Orang yang demikian ini tidak layak jadi Presiden, lebih layak disebut bisnismen, atau pencari kesempatan. Apa namanya? Oportunis? Ya mau kemana lagi setelah kabur dari penjara dan tidak bisa atau tidak berani berjuang di lapangan Papua model Kelly Kwalik? Kabur dan minta suaka negara lain sambil menunggu ada yang membiayai. Menunggu dimanfaatkan para pemegang saham tambang emas.

Tapi mari berandai-andai dan berhitung. Walaupun saya tidak berharap demikian. Papua lepas, apa yang akan terjadi? Papua akan menjadi negara gagal, dan lebih tragis daripada Timor Leste nasibnya. Sudah banyak negara yang yang siap mencaplok "Bumi Cenderawasih" ini. Nomer satu tentu saja Amerika Serikat, yang sudah mencengkeramkan kukunya sejak lama di Papua lewat Freeport. Justru saya tidak mendukung Papua lepas dari Indonesia ini karena saya terlanjur dekat dengan Papua, dan kasihan dengan mereka. Sekarang saja, musuh mereka ini sebenarnya adalah para pejabat PMP itu, yang berebut dana Otsus untuk kantongnya sendiri dan klannya. Bagaimana jika mereka lepas dari Indonesia? Para oknum pejabat PMP ini akan menjadi-jadi.

Sekarang saja, para pejabat asli yang tidak kebagian kue, akan menuntut pemekaran suatu daerah, supaya terbentuk pemerintahan daerah baru. Jadi ada bagian yang bisa dinikmati. Namun pemekaran daerah ini, tidak hanya ide dari oknum pejabat asli yang lapar, juga inisiatif Pemerintah Indonesia untuk memecah konsentrasi. Sekarang saja Papua sudah dipecah menjadi dua Provinsi, Papua dan Papua Barat. Provinsi Papua Barat, relatif lebih kondusif dibanding Provinsi Papua jika terkait gerakan atau issue kemerdekaan. Umumnya, yang bergejolak adalah daerah pegunungan.

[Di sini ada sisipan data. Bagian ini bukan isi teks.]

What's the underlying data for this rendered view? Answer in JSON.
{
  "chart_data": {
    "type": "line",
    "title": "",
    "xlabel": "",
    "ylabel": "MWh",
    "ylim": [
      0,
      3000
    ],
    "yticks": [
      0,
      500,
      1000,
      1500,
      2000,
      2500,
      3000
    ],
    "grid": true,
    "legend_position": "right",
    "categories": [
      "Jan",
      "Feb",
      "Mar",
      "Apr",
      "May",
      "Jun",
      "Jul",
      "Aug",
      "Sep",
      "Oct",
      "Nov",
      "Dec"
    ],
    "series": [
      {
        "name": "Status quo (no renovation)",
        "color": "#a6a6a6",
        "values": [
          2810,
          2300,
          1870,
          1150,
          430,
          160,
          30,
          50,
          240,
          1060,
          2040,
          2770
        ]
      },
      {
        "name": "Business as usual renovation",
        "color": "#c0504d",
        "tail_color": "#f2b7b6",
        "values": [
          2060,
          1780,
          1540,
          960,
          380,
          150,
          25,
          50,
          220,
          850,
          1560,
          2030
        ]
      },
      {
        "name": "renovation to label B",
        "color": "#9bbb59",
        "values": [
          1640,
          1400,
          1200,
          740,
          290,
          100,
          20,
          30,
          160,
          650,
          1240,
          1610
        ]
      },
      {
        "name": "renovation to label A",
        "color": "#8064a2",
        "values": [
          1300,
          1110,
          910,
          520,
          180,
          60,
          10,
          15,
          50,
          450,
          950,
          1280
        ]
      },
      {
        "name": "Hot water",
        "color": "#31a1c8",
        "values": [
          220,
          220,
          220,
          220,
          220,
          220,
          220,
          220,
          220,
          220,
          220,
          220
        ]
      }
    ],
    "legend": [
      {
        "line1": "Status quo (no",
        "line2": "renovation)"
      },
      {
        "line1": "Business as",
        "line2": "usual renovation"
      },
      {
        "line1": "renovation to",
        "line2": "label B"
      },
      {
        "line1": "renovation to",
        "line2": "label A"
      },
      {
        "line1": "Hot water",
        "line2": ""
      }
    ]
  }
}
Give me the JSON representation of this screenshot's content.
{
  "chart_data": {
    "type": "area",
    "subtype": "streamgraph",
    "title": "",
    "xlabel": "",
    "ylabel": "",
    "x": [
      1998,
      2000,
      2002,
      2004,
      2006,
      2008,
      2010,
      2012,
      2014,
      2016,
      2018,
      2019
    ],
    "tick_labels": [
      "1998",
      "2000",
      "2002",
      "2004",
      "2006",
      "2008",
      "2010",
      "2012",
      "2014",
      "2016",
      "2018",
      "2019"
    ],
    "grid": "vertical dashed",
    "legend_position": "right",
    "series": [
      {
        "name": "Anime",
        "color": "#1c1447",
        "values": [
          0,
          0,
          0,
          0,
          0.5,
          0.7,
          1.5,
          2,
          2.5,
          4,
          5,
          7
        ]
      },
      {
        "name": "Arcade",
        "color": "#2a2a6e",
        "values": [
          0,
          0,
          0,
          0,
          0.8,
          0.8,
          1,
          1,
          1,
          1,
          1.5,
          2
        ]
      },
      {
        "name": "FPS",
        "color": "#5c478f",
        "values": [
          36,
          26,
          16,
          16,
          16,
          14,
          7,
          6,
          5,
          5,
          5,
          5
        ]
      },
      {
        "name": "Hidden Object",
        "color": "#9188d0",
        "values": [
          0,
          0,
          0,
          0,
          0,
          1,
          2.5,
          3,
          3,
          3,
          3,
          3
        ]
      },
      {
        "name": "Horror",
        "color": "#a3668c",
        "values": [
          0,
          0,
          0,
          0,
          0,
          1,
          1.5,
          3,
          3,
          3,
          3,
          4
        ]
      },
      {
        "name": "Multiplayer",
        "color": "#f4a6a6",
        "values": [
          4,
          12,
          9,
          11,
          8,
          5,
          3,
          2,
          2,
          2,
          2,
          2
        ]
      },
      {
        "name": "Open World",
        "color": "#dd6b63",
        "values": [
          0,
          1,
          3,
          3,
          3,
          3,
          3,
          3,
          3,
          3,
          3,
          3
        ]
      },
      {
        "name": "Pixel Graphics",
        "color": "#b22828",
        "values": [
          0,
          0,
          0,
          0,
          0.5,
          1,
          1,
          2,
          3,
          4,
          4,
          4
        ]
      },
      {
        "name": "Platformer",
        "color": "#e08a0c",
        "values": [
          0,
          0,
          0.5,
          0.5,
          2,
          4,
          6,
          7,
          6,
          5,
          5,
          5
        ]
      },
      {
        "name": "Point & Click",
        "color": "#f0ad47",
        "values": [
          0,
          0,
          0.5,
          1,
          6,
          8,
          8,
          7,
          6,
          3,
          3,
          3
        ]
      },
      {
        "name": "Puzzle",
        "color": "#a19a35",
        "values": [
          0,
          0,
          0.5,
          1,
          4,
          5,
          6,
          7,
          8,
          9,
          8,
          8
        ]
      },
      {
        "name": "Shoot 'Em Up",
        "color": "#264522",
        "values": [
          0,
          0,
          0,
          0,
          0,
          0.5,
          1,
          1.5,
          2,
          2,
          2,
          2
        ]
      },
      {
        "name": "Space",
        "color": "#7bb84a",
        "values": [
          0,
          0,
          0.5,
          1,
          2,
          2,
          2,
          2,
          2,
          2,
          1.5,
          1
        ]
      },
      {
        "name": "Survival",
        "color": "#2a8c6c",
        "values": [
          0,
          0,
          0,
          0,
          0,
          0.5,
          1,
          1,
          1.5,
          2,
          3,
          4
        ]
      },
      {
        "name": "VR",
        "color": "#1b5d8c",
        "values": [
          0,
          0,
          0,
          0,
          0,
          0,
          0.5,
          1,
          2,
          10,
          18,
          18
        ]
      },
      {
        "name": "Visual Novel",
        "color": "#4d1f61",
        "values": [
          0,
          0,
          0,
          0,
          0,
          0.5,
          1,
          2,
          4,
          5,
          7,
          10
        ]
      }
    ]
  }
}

Lalu bagaimana solusinya? Saya sendiri tidak tau, tetap pada konsep Papua Merdeka, tetapi tetap menjadi bagian dari NKRI. Bagaimana konsepnya? Coba kita serahkan sama teman-teman di Senayan sana. Juga libatkan Gereja Indonesia, dan kurangi peran misionaris asing di Papua, terutama misionaris Kristen. Toh kita punya banyak misionaris yang merupakan putera asli Indonesia.

Kuncinya simple saja, kesejahteraan. Jika Pemerintah mampu mensejahterakan rakyat Papua, maka siapapun dan dimanapun mendeklarasikan negara Papua ya akan dianggap angin lalu. Peran mensejahterakan rakyat ini, kadang diambil alih oleh misionaris asing, jadi mereka akan lebih didengar oleh rakyat daripada pemerintah. Juga PR nya, memberantas oknum Pejabat PMP yang membuat kesejahteraan rakyat mandeg di kantong pribadi mereka.